Physiologic FDG uptake is most striking in the brain and heart, with less intense uptake in the liver, spleen, bone marrow, the hollow bowel, muscles, and ovaries/testes, and yet lower blood pool uptake in the mediastinum. Because FDG is excreted via the kidneys, intense activity is normally seen in the kidneys and collecting system, the ureters, and the urinary bladder. Scanning the hyperglycemic patient significantly decreases the examination sensitivity as a result of physiologic shunting of glucose (and FDG) to the brain, heart, and skeletal muscles. On occasion symmetric activity can be seen in metabolically active brown adipose or brown fat, as well as in various benign infectious or inflammatory conditions, such as abscess, wounds, bowel pathology, advanced degenerative changes, and healing fractures. Specific to female pelvis imaging, in premenopausal women there can be physiologic uptake in the ovaries, uterus, and endometrium, particularly during the menstrual phase. In the postmenopausal woman, however, increased ovarian FDG uptake is much less likely to be caused by a benign process and warrants further investigation.

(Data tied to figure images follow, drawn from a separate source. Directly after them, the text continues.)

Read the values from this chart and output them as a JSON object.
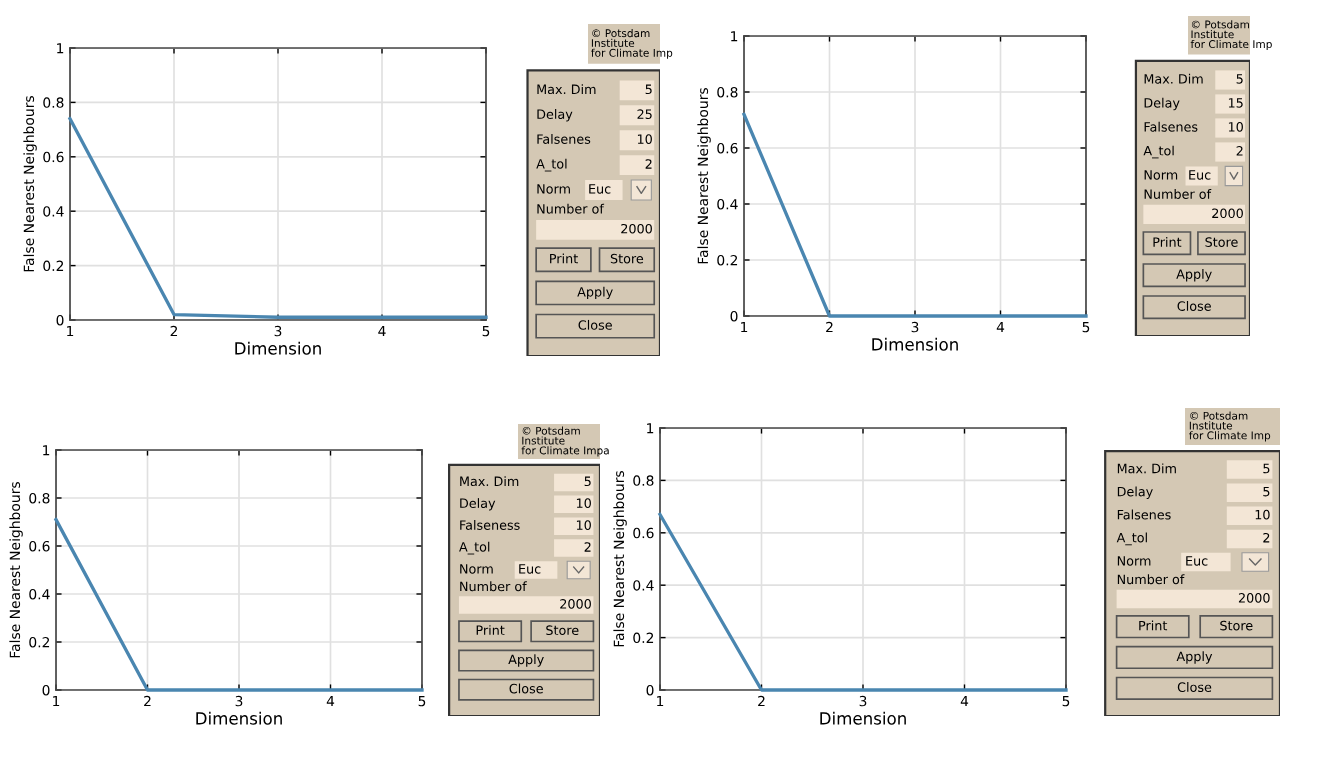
{
  "chart_data": [
    {
      "type": "line",
      "xlabel": "Dimension",
      "ylabel": "False Nearest Neighbours",
      "x": [
        1,
        2,
        3,
        4,
        5
      ],
      "series": [
        {
          "color": "#4a86b0",
          "values": [
            0.74,
            0.02,
            0.01,
            0.01,
            0.01
          ]
        }
      ],
      "xlim": [
        1,
        5
      ],
      "ylim": [
        0,
        1
      ],
      "xticks": [
        1,
        2,
        3,
        4,
        5
      ],
      "yticks": [
        0,
        0.2,
        0.4,
        0.6,
        0.8,
        1
      ],
      "grid": true
    },
    {
      "type": "other",
      "annotations": [
        "© Potsdam\nInstitute\nfor Climate Imp",
        "Max. Dim",
        "5",
        "Delay",
        "25",
        "Falsenes",
        "10",
        "A_tol",
        "2",
        "Norm",
        "Euc",
        "Number of",
        "2000",
        "Print",
        "Store",
        "Apply",
        "Close"
      ]
    },
    {
      "type": "line",
      "xlabel": "Dimension",
      "ylabel": "False Nearest Neighbours",
      "x": [
        1,
        2,
        3,
        4,
        5
      ],
      "series": [
        {
          "color": "#4a86b0",
          "values": [
            0.72,
            0,
            0,
            0,
            0
          ]
        }
      ],
      "xlim": [
        1,
        5
      ],
      "ylim": [
        0,
        1
      ],
      "xticks": [
        1,
        2,
        3,
        4,
        5
      ],
      "yticks": [
        0,
        0.2,
        0.4,
        0.6,
        0.8,
        1
      ],
      "grid": true
    },
    {
      "type": "other",
      "annotations": [
        "© Potsdam\nInstitute\nfor Climate Imp",
        "Max. Dim",
        "5",
        "Delay",
        "15",
        "Falsenes",
        "10",
        "A_tol",
        "2",
        "Norm",
        "Euc",
        "Number of",
        "2000",
        "Print",
        "Store",
        "Apply",
        "Close"
      ]
    },
    {
      "type": "line",
      "xlabel": "Dimension",
      "ylabel": "False Nearest Neighbours",
      "x": [
        1,
        2,
        3,
        4,
        5
      ],
      "series": [
        {
          "color": "#4a86b0",
          "values": [
            0.71,
            0,
            0,
            0,
            0
          ]
        }
      ],
      "xlim": [
        1,
        5
      ],
      "ylim": [
        0,
        1
      ],
      "xticks": [
        1,
        2,
        3,
        4,
        5
      ],
      "yticks": [
        0,
        0.2,
        0.4,
        0.6,
        0.8,
        1
      ],
      "grid": true
    },
    {
      "type": "other",
      "annotations": [
        "© Potsdam\nInstitute\nfor Climate Impa",
        "Max. Dim",
        "5",
        "Delay",
        "10",
        "Falseness",
        "10",
        "A_tol",
        "2",
        "Norm",
        "Euc",
        "Number of",
        "2000",
        "Print",
        "Store",
        "Apply",
        "Close"
      ]
    },
    {
      "type": "line",
      "xlabel": "Dimension",
      "ylabel": "False Nearest Neighbours",
      "x": [
        1,
        2,
        3,
        4,
        5
      ],
      "series": [
        {
          "color": "#4a86b0",
          "values": [
            0.67,
            0,
            0,
            0,
            0
          ]
        }
      ],
      "xlim": [
        1,
        5
      ],
      "ylim": [
        0,
        1
      ],
      "xticks": [
        1,
        2,
        3,
        4,
        5
      ],
      "yticks": [
        0,
        0.2,
        0.4,
        0.6,
        0.8,
        1
      ],
      "grid": true
    },
    {
      "type": "other",
      "annotations": [
        "© Potsdam\nInstitute\nfor Climate Imp",
        "Max. Dim",
        "5",
        "Delay",
        "5",
        "Falsenes",
        "10",
        "A_tol",
        "2",
        "Norm",
        "Euc",
        "Number of",
        "2000",
        "Print",
        "Store",
        "Apply",
        "Close"
      ]
    }
  ]
}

Various other nonmalignant processes in the female pelvis, such as endometriosis and fibroids, have been shown to take up FDG. Table 31-1 shows common viscera of physiologic FDG uptake.
| Normal Viscera | Excreted Fluorodeoxyglucose |
|---|---|
| Brain | Kidneys |
| Heart | Ureter |
| Skeletal muscle | Urinary bladder |
| Blood vessels | |
| Bowel | |
| Salivary glands | |
| Thyroid | |
| Endometrium | |
| Testes and ovaries |
Although a visual qualitative assessment of PET images is generally satisfactory for routine clinical work, a semiquantitative value known as the standard uptake value (SUV) can be obtained and reported. Although dependent on multiple physiologic and instrumentation variables, the SUV provides a ratio of the concentration of FDG in the tumor compared with the average concentration of FDG in the body. In general a maximum SUV cutoff value of 2.5 is used to help differentiate normal from abnormal (e.g., neoplastic and inflammatory) processes. In many instances use of a maximum SUV value is considered useful in assessing therapy response.
Gynecologic Malignancies
Cervical Cancer
The incidence and mortality rates of cervical cancer in the United States have sharply decreased since the institution of the Papanicolaou (Pap) smear, with 11,270 reported new cases and 4070 reported deaths in the United States in 2009. Worldwide, however, it remains the third most common cancer and the second most common cause of cancer death in developing countries. The most common histology of cervical carcinoma is squamous cell cancer (69%) and adenocarcinoma (25%), with the remainder less prevalent adenosquamous carcinoma, neuroendocrine tumors, rhabdomyosarcoma, primary lymphoma, and sarcoma. The local staging of small cervical cancers is on a clinical basis using the FIGO staging system. The role of PET imaging is reserved for detecting local extent of disease and for evaluating lymphatic and systemic spread. Figure 31-5 is a case of FDG PET-CT in advanced cervical carcinoma.